Nous avons d’abord réalisé des sculptures murales, purement décoratives. C’étaient des recherches autour de la composition, des textures, des reliefs… mais aussi une continuité de la réflexion amorcée pendant nos études : comment repenser le métier d’ébéniste aujourd’hui ? Traditionnellement, l’ébéniste n’était pas celui qui construisait le meuble — c’était le rôle du menuisier, qui travaillait les « menues œuvres ». L’ébéniste, lui, apportait la valeur ajoutée : il recouvrait le meuble de matériaux rares, précieux, pour l’enrichir.
Mais aujourd’hui, tout est accessible en un clic. Les matières exotiques ont perdu leur sens — et éthiquement, acheter du palissandre de Madagascar ou de la peau de requin n’a plus vraiment de légitimité.
Alors, nous nous sommes demandés : qu’est-ce qui est rare et précieux aujourd’hui ?
Et la réponse, c’est le temps — le temps de faire, de contempler, de se reposer, de réfléchir.
C’est de là qu’est née l’idée de faire surgir des paysages sur des surfaces utilitaires : un geste presque poétique, mais aussi un pied de nez à un design devenu trop fonctionnaliste depuis l’après-guerre.
En ce sens, nous nous inscrivons dans la continuité des ébénistes d’autrefois : nous recouvrons nos meubles d’une autre forme de valeur — celle du regard, du sens et du temps.
Vos paysages sont-ils toujours imaginaires ?
Pas toujours. Il nous arrive de travailler à partir de reliefs existants, quand la géographie du lieu s’y prête. Nous avons par exemple réalisé des tables de conférence autour du Mont-Blanc, des Aravis, du Vercors, mais aussi des pièces inspirées des falaises d’Étretat ou du Mont Fuji.
Mais nous préférons créer des reliefs imaginaires. Cela nous laisse davantage de liberté et d’instinct dans la composition du meuble, dans la façon d’exploiter le veinage du bois, la lumière, les contrastes.
Et puis, la poésie y est plus évidente.
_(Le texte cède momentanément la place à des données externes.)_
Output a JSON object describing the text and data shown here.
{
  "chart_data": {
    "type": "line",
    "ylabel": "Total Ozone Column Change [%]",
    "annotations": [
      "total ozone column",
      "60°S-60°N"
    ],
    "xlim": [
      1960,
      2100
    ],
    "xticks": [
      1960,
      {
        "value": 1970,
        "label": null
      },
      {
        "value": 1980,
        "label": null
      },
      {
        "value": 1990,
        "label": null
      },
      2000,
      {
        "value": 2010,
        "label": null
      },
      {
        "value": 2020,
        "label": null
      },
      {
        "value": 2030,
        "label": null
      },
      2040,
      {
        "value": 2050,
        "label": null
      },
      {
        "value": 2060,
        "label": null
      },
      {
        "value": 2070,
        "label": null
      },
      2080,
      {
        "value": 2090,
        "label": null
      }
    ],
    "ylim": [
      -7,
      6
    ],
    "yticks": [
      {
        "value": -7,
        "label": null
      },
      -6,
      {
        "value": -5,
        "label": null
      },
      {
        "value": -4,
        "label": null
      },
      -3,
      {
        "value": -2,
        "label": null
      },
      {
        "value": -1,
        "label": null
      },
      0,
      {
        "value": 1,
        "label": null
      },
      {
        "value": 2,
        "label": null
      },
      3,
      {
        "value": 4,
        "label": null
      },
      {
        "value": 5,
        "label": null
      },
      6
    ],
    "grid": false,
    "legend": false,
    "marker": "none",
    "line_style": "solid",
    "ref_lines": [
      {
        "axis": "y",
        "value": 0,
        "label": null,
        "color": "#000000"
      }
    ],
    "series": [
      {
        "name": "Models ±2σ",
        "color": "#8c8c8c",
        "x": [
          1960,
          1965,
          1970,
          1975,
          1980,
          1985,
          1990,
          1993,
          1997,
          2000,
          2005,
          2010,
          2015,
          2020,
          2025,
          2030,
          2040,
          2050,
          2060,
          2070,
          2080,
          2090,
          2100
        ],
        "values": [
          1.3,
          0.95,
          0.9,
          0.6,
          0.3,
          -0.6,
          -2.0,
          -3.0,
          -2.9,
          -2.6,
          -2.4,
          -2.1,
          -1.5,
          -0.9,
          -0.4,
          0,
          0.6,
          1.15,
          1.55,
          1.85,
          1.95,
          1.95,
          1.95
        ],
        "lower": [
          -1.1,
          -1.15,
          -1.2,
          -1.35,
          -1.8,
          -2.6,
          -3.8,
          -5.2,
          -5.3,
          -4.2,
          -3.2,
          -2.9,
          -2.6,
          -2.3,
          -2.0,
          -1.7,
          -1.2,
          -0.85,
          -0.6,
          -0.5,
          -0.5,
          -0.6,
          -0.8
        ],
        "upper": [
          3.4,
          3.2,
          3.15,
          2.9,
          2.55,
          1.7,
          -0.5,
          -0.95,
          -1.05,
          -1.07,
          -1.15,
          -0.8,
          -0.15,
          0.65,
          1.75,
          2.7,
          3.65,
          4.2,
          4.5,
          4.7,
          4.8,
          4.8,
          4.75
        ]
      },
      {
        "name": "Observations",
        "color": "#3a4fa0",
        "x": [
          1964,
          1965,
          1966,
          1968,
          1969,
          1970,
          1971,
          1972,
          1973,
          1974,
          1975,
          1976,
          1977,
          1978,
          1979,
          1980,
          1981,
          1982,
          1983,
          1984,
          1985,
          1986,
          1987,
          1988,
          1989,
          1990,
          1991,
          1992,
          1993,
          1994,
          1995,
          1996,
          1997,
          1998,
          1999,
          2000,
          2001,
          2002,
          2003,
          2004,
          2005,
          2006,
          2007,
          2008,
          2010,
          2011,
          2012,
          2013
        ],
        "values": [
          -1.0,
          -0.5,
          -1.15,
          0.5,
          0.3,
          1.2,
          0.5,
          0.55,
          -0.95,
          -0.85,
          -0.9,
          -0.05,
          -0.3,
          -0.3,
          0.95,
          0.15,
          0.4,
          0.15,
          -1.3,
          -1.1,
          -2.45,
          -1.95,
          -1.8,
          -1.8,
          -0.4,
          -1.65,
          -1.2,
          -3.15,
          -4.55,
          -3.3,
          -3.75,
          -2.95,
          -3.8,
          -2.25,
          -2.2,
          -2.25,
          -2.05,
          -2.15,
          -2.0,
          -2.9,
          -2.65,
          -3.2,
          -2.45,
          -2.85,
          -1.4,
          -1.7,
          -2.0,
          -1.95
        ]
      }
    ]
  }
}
Un relief réel attire le regard vers l’identification — le spectateur cherche à reconnaître un lieu, comme s’il observait une carte ou une table d’orientation.
Alors que nous, ce que nous voulons, c’est inviter à la contemplation, presque à la méditation. Que le regard se perde, voyage, rêve dans le paysage.

Vous travaillez avec des établissements de prestige tel que le Hameau Albert 1er à Chamonix, en quoi ces échanges et ces commandent boostent votre créativité ?
Ce sont des projets très stimulants. On sait que nos pièces vont trouver leur place dans des écrins exceptionnels, portés par des personnes qui ont une grande sensibilité aux savoir-faire. Les chefs étoilés, les directeurs d’établissements comme ceux-là ont une exigence rare, un œil extrêmement précis. Leurs commandes sont souvent de véritables défis techniques et artistiques, qui nous poussent à aller plus loin dans nos recherches.
Et puis il y a les rencontres : humaines, inspirantes, souvent marquantes. Ces échanges sont une vraie source de motivation.
Depuis quelques temps vous êtes aussi en galerie avec des meubles comme à Samoëns chez Barbara Thollot, c’est un autre versant de votre activité ?
C’est une approche plus récente de notre travail, mais aussi très enrichissante.
Les galeries ont cette belle mission de rassembler des créateurs venus d’univers différents. Elles créent des passerelles entre les disciplines, et permettent à nos pièces de dialoguer avec d’autres formes d’expression.
Cela nous sort du cadre fonctionnel de l’objet et nous rapproche davantage du champ artistique. C’est un autre versant, plus contemplatif, de notre pratique.
Les petits objets tels que les panières, les plateaux et les boites sont vendus via votre site internet lors de ventes spéciales en ligne deux fois par an environ. Jamais en boutique ?
Nous avons choisi de limiter nos ventes en ligne à deux rendez-vous par an : généralement une en novembre et une autre au printemps.
Le reste du temps, nous concentrons notre énergie sur les commandes sur mesure et les expositions. Il arrive cependant que certaines pièces soient présentées dans des galeries ou boutiques, comme à Tignes, chez Barbara Thollot à Samoëns, ou encore en Alsace avec la Fréméea. Mais nous tenons à garder ce rythme. Cela permet de préserver la rareté de nos pièces, et surtout de garder du temps pour la création, sans tomber dans une logique de production continue.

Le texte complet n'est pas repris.